ONLOOKER Ⅲ
*
「失礼しました」
職員室の扉を閉めて、直姫は再び窓の外を見上げた。
携帯電話を取り出して、夏生に無事届けたとの報告をメールで送る。
一分も経たない内に、すぐ戻っといで、という返信が来る。
(まったく、人使い荒いな……)
玄関で、スリッパから靴に履き替える。
こんな格好をするようになってから気付いたのだが、濡れた革靴というのは、非常に不愉快なものだ。
できれば履きたくないが、上履きのまま渡り廊下経由で来ることを選ばなかったのは自分なので、仕方のないことだ。
今日は溜め息ばかり吐いている、と思った。
傘立ての横に立てかけていた、雫の落ちきっていない折り畳み傘を手に取る。
アーチの横の階段を降りていたとき、見覚えのある姿が、アーチの門の中に見えた。
雨粒越しだが、見間違えはない、と自信を持っていた。
人の顔を覚えるのは苦手だが、一度覚えた人間はなかなか忘れないのだ。
*
彼女は眉尻を下げ、困った顔をして、門の中に立っていた。
教室に忘れ物をしたのだ。
今日はピアノのレッスンの日だから、外に車を待たせてある。
コンクールも近いし遅れるわけにはいかないというのに、空は相変わらず不機嫌なままで、北校舎への最短距離である中庭を走って通ろうにも、この雨足ではすぐにびしょ濡れになってしまうに違いなかった。

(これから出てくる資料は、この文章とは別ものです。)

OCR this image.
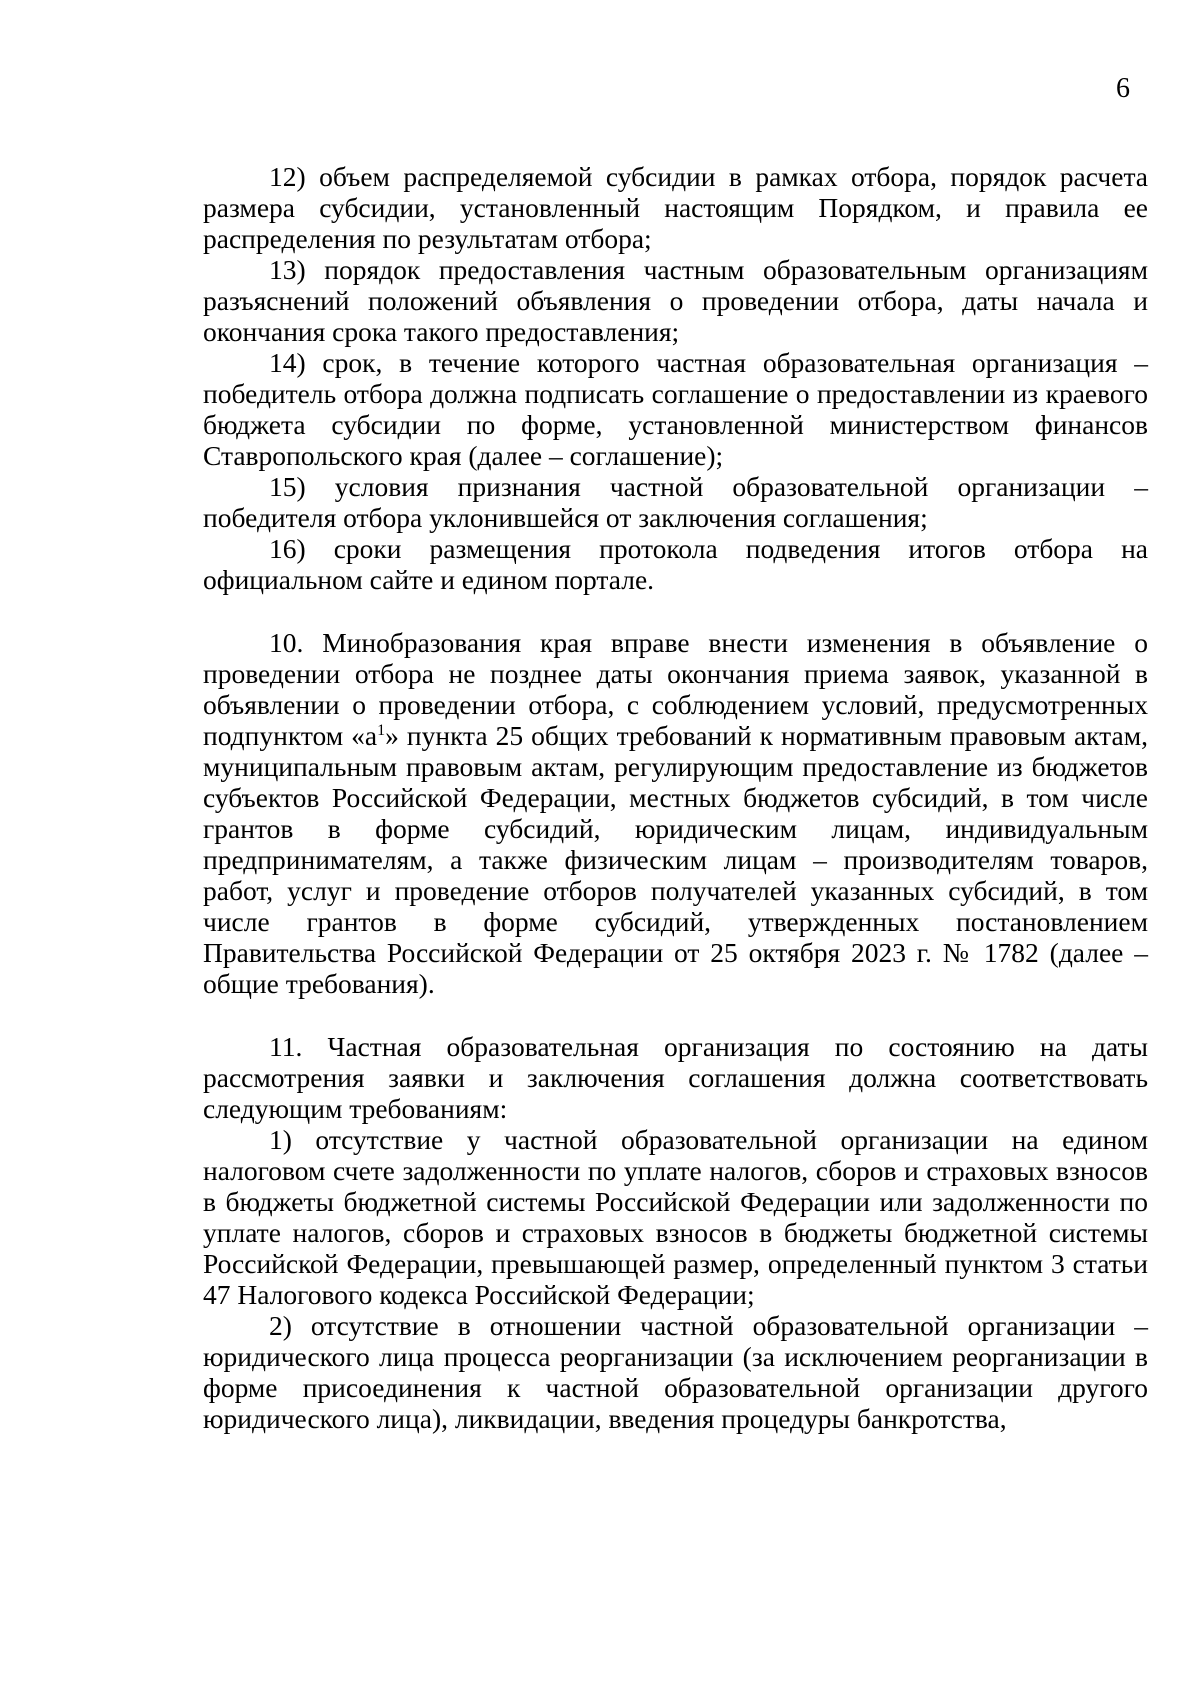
6

12) объем распределяемой субсидии в рамках отбора, порядок расчета размера субсидии, установленный настоящим Порядком, и правила ее распределения по результатам отбора;

13) порядок предоставления частным образовательным организациям разъяснений положений объявления о проведении отбора, даты начала и окончания срока такого предоставления;

14) срок, в течение которого частная образовательная организация – победитель отбора должна подписать соглашение о предоставлении из краевого бюджета субсидии по форме, установленной министерством финансов Ставропольского края (далее – соглашение);

15) условия признания частной образовательной организации – победителя отбора уклонившейся от заключения соглашения;

16) сроки размещения протокола подведения итогов отбора на официальном сайте и едином портале.

10. Минобразования края вправе внести изменения в объявление о проведении отбора не позднее даты окончания приема заявок, указанной в объявлении о проведении отбора, с соблюдением условий, предусмотренных подпунктом «$а^1$» пункта 25 общих требований к нормативным правовым актам, муниципальным правовым актам, регулирующим предоставление из бюджетов субъектов Российской Федерации, местных бюджетов субсидий, в том числе грантов в форме субсидий, юридическим лицам, индивидуальным предпринимателям, а также физическим лицам – производителям товаров, работ, услуг и проведение отборов получателей указанных субсидий, в том числе грантов в форме субсидий, утвержденных постановлением Правительства Российской Федерации от 25 октября 2023 г. № 1782 (далее – общие требования).

11. Частная образовательная организация по состоянию на даты рассмотрения заявки и заключения соглашения должна соответствовать следующим требованиям:

1) отсутствие у частной образовательной организации на едином налоговом счете задолженности по уплате налогов, сборов и страховых взносов в бюджеты бюджетной системы Российской Федерации или задолженности по уплате налогов, сборов и страховых взносов в бюджеты бюджетной системы Российской Федерации, превышающей размер, определенный пунктом 3 статьи 47 Налогового кодекса Российской Федерации;

2) отсутствие в отношении частной образовательной организации – юридического лица процесса реорганизации (за исключением реорганизации в форме присоединения к частной образовательной организации другого юридического лица), ликвидации, введения процедуры банкротства,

かといって、迂回して渡り廊下を通れば、彼女の足では三十分近くかかってしまう。
レッスンに遅刻するのは確実、そうなればあの神経質な眼鏡の中年女講師が黙ってはいないだろう。
貴重な練習時間を説教で潰されたくはないのに。
彼女は、己の間抜けさを思いきり呪っていた。
というのも、忘れ物とは、傘とピアノの楽譜。
今取りに戻らないわけにはいかなかったのだ。